Canadian music legend Neil Young played a private concert at The Rivoli on November 10, 2023. The event was a 50th birthday celebration for the billionaire CEO of the Canada Goose clothing company, Dani Reiss. Arkells also played at the event.

==Recent history==
In 2014, the original owners Rosenbaum, Stearn, and Strasburg sold the business to Jenna Wood, Sarah Henning, and Jessica McHardy.
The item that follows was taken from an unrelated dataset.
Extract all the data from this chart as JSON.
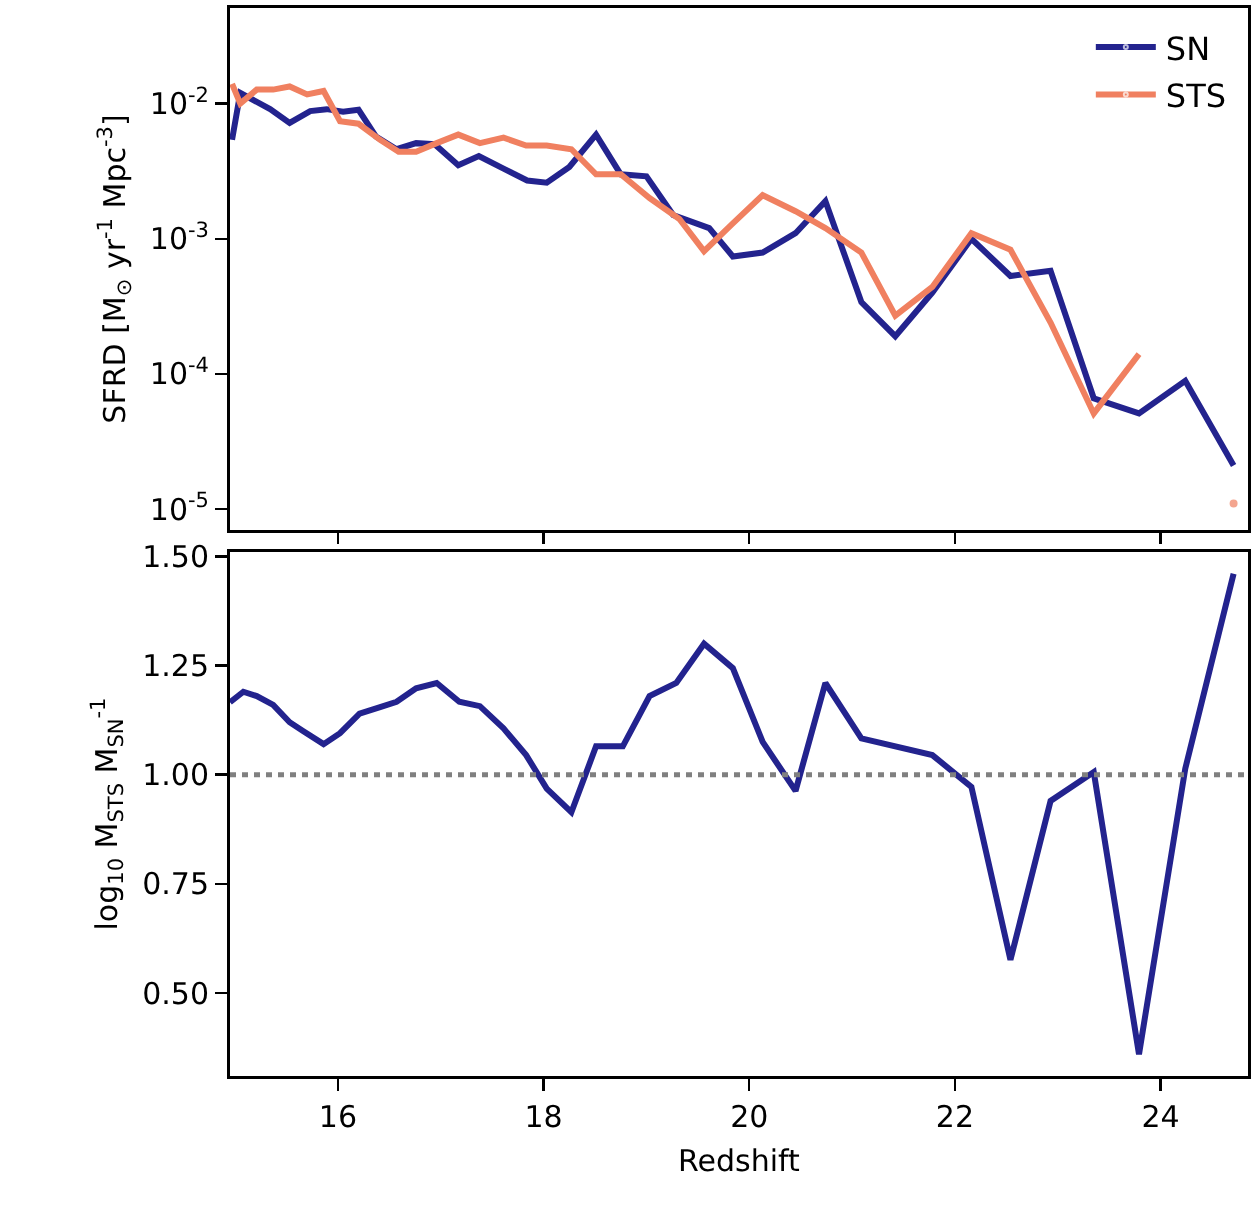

Henning left the venture in early 2020; several months later amid the COVID-19 pandemic, remaining partners Wood and McHardy listed the business for sale for Can$500,000.

In May 2022, on the occasion of The Kids in the Hall television show returning after 27 years, the Rivoli unveiled a plaque honouring the troupe and recognizing its association with the venue.

==In popular culture==
The Rivoli is significant to the plot of the Canadian mockumentary-sitcom web series Nirvana the Band the Show, as well as its sequel television series Nirvanna the Band the Show and feature film Nirvanna the Band the Show the Movie. Series creators and lifelong best friends Matt Johnson and Jay McCarrol star as fictionalised versions of themselves attempting to book a show at the Rivoli for their band. The series is shot on location in Toronto, with most episodes featuring scenes recorded on the premises of the Rivoli during business hours.